There are many reasons why workers should practice proper lifting techniques. Primarily, proper form and lifting technique reduce injury and health risks to yourself and others. Poor form, on the other hand, can cause injuries such as muscle strains and tears, back and joint pain, and more. In fact, manual handling injuries make up a third of all workplace injuries and often keep staff off work for months at a time.
This article presents a step by step guide on how to use safe manual handling lifting techniques in the workplace. We will cover heavy lifting considerations, correct form, employer law, and more.
Heavy lifting considerations
Manual handling tasks should be avoided as far as possible to prevent injuries to your workforce. In some cases, however, manual handling tasks are unavoidable. In such instances, employers must assess the risk and implement the necessary health and safety measures.
Before staff undertake a manual handling task, consider the following points:
• The individual’s capability
• The nature of the load
• Relevant staff training
• Work environment and conditions
How to lift heavy objects
Lift using the power zone
Workers should not lift heavy loads from ground level, or above shoulder height. The optimal area should be focused on the ‘power zone’, which we will discuss in more detail in a later section.
Avoid unnecessary movements
When lifting a heavy load, it is vital that staff avoid twisting, reaching, and stooping down, as these movements can cause injury when handling heavy items.
Keep working areas clear
Minimise the need for manual lifts by ensuring working areas are obstacle-free. Also, consider how you can adjust the layout to shorten carrying distances. Before moving a heavy load, it is useful to assess its weight and consider logistics. In many cases, a large, heavy load can be broken down into smaller, more manageable components.
Practising proper base lift technique
1. Adopt a wide base of support
Before lifting the heavy object, adopt a wide base of support. Do this by ensuring your feet are shoulder-width apart, with one foot slightly ahead of the other. This will establish a solid base and help you maintain balance through the lift.
Once you have established a wide base of support, squat down as close to the object as possible. To squat efficiently, keep your back straight, bend your knees, and lower yourself towards the ground. If the load you are lifting is particularly heavy, put one knee on the floor and bend your other knee in front of you at a right angle to give yourself support.
3. Maintain a good posture
It is crucial to maintain a good posture during the lift. Do this by keeping your back straight and looking straight ahead, while ensuring your shoulders are back and your chest is out. Failure to maintain good posture can lead to many health concerns, such as back pain, migraines, decreased energy, and in extreme cases, heart problems.
4. Slowly lift the load
Lift the load slowly while holding it close to your body (in the power zone - belly button level or higher).
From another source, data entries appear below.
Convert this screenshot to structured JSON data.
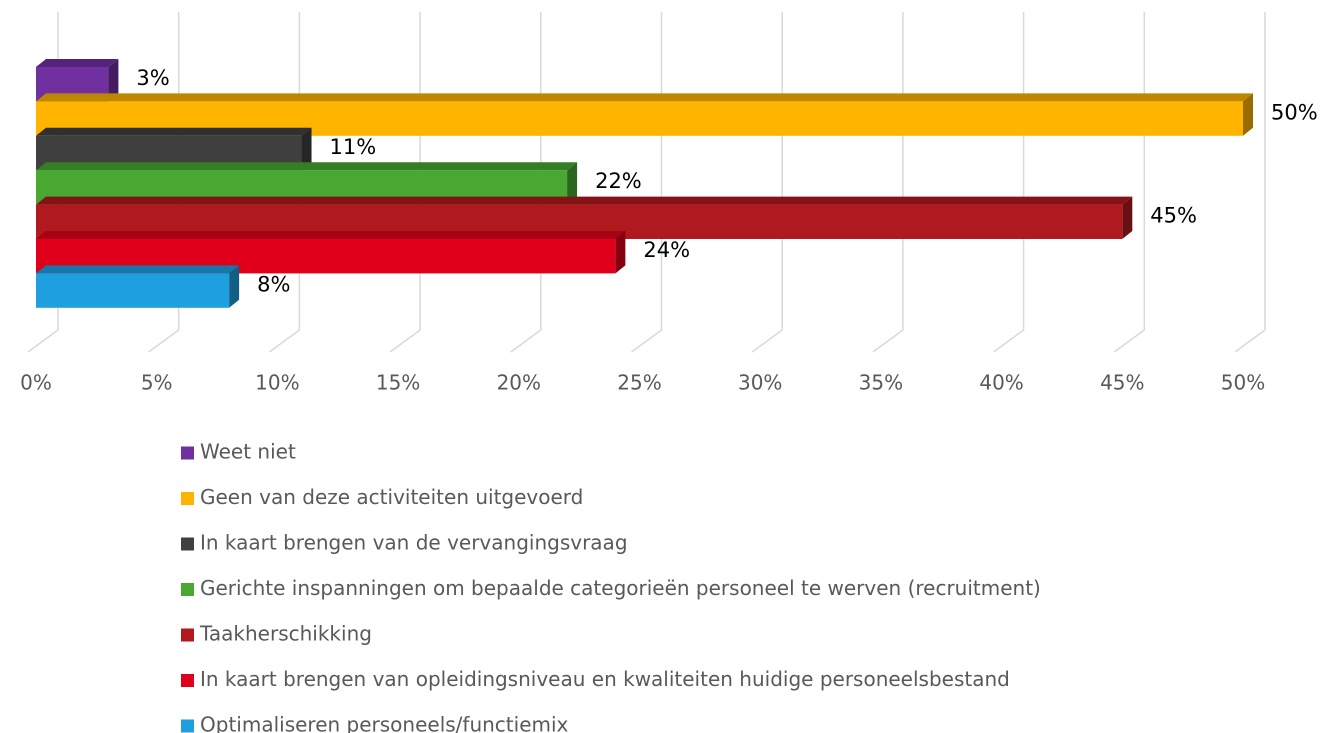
{
  "chart_data": {
    "type": "bar3d",
    "orientation": "horizontal",
    "categories": [
      null
    ],
    "series": [
      {
        "name": "Weet niet",
        "color": "#7030a0",
        "values": [
          3
        ],
        "value_labels": [
          "3%"
        ]
      },
      {
        "name": "Geen van deze activiteiten uitgevoerd",
        "color": "#ffb400",
        "values": [
          50
        ],
        "value_labels": [
          "50%"
        ]
      },
      {
        "name": "In kaart brengen van de vervangingsvraag",
        "color": "#404040",
        "values": [
          11
        ],
        "value_labels": [
          "11%"
        ]
      },
      {
        "name": "Gerichte inspanningen om bepaalde categorieën personeel te werven (recruitment)",
        "color": "#48a832",
        "values": [
          22
        ],
        "value_labels": [
          "22%"
        ]
      },
      {
        "name": "Taakherschikking",
        "color": "#b0191e",
        "values": [
          45
        ],
        "value_labels": [
          "45%"
        ]
      },
      {
        "name": "In kaart brengen van opleidingsniveau en kwaliteiten huidige personeelsbestand",
        "color": "#e0001b",
        "values": [
          24
        ],
        "value_labels": [
          "24%"
        ]
      },
      {
        "name": "Optimaliseren personeels/functiemix",
        "color": "#1e9fe0",
        "values": [
          8
        ],
        "value_labels": [
          "8%"
        ]
      }
    ],
    "xlim": [
      0,
      50
    ],
    "xticks": [
      {
        "value": 0,
        "label": "0%"
      },
      {
        "value": 5,
        "label": "5%"
      },
      {
        "value": 10,
        "label": "10%"
      },
      {
        "value": 15,
        "label": "15%"
      },
      {
        "value": 20,
        "label": "20%"
      },
      {
        "value": 25,
        "label": "25%"
      },
      {
        "value": 30,
        "label": "30%"
      },
      {
        "value": 35,
        "label": "35%"
      },
      {
        "value": 40,
        "label": "40%"
      },
      {
        "value": 45,
        "label": "45%"
      },
      {
        "value": 50,
        "label": "50%"
      }
    ],
    "grid": true,
    "legend": "bottom"
  }
}
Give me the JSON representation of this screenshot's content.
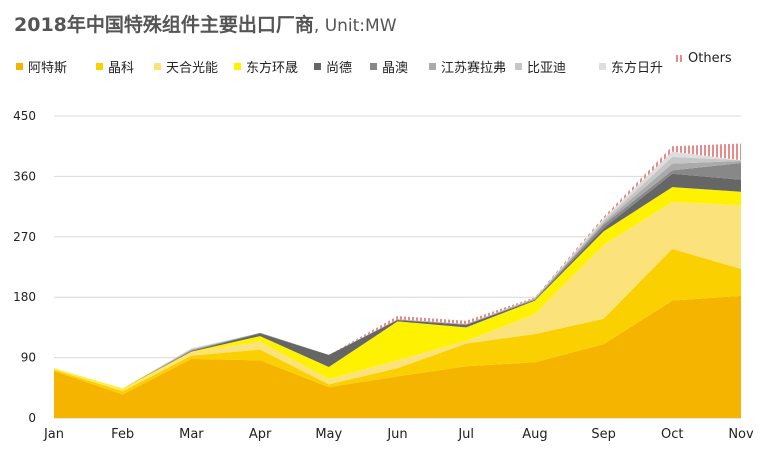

Remember, never lift a heavy item above your shoulders or while your arms are extended outward.
Lift the load safely by straightening your hips and knees while extending your legs.
Breathe out while you lift the item and avoid bending or twisting during the lift.
5. Change direction using your feet
When handling a heavy load, you should use your feet – not your body – to change direction.
Lead with your hips and take slow, small steps while ensuring your shoulders are aligned with your hips as you move.
6. Set down the load
Following the same process as step 2, perform a squat manoeuvre and set the load down carefully.
Lifting in the power zone
As previously noted, you should always lift in the power zone to maximise efficiency and minimise the risk of injury. The lifting power zone is located between mid-thigh and mid-chest height, with the load kept close to the body. It is the optimal posture for heavy lifting as it allows the arms and back to lift most of the weight with the least amount of effort. It also minimises excessive reach and maintains a neutral position when lifting heavy loads.
The Manual Handling Operations Regulations 1992 apply to all work which involves lifting, lowering, pushing, pulling, or carrying. If in doubt, always consult the regulations.